Spotted by the greatest thanks to her concert at Wembley, Tracy Chapman was invited by Amnesty International to take part in a world tour, alongside Sting, Bruce Springsteen and Peter Gabriel. She is now one of the greats of music!
Tracy Chapman still walks his folk with determination and fragility. Once again, with New Beginning, she captivates the hearts of critics and, more importantly, her audience. She continues to conquer the world with her slow, unobtrusive melodies tinged with optimism. For this occasion, her song Give me One Reason was voted song of the year at the 1996 Grammy Awards.

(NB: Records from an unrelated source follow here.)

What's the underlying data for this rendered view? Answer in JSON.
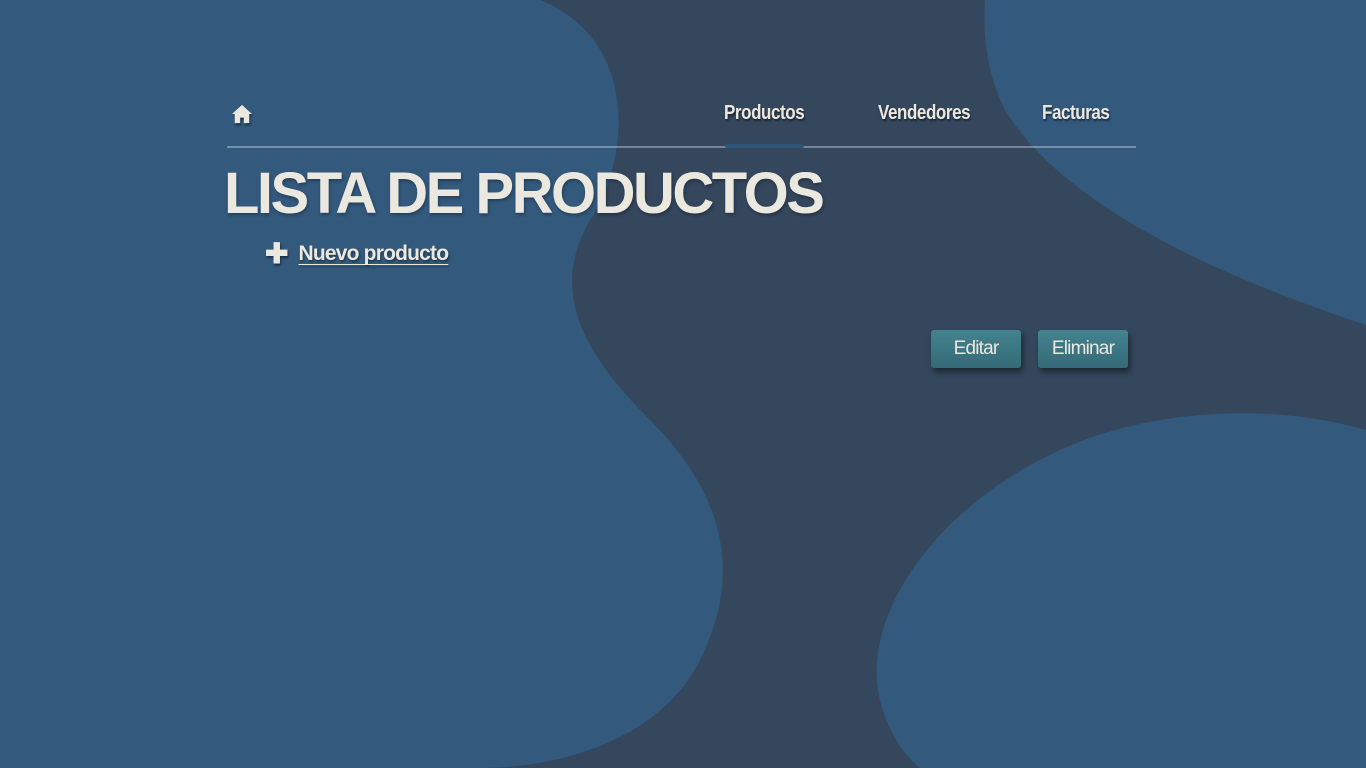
{
  "nav": {
    "home_icon": "home-icon",
    "links": [
      {
        "label": "Productos",
        "active": true
      },
      {
        "label": "Vendedores",
        "active": false
      },
      {
        "label": "Facturas",
        "active": false
      }
    ]
  },
  "page": {
    "title": "LISTA DE PRODUCTOS",
    "new_product_icon": "plus-icon",
    "new_product_label": "Nuevo producto"
  },
  "actions": {
    "edit_label": "Editar",
    "delete_label": "Eliminar"
  },
  "colors": {
    "background": "#34475d",
    "blob": "#33597d",
    "text": "#ebe8e0",
    "button": "#3f7c88"
  }
}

As Barack Obama has just been elected President of the United States, Tracy Chapman imagines a glittering future, the fruit of her ideals. The American artist, once again, has been emulated and has climbed to fifth place in the charts in France, partly thanks to the magnificent single Sing For You. The following years would see his hopes of another world evaporate with the election of Donald Trump, but his struggle continued.
The first time I heard it was in Montreux, in 1990, I think. Sensational. Her voice takes us by the neck to lead us to the nearest demonstration. She has something very touching and completely new in the world of performance: truth. We are so happy to have heard her.
Tracy Chapman draws the lines of a remarkable folklore that does not just sing love stories, but tells the story of the society in which she lives. She is the mirror, even the mouthpiece, of a certain America that many people too often tend to forget. She is a great artist who marks her time with her sincerity and natural humility. And on stage, her charisma leaves one speechless!
No lights, no stage effects, no useless words. Just a guitar, and musicians who play hell under modest tunes, and who seem to be there only to light up the monument of singularity that the young African-American singer represents.
Tracy Chapman is a success story as America likes to produce, with twists and turns worthy of the best Hollywood scripts. She sings about her revolt against injustice, war, racism and fighting for the right to homosexuality.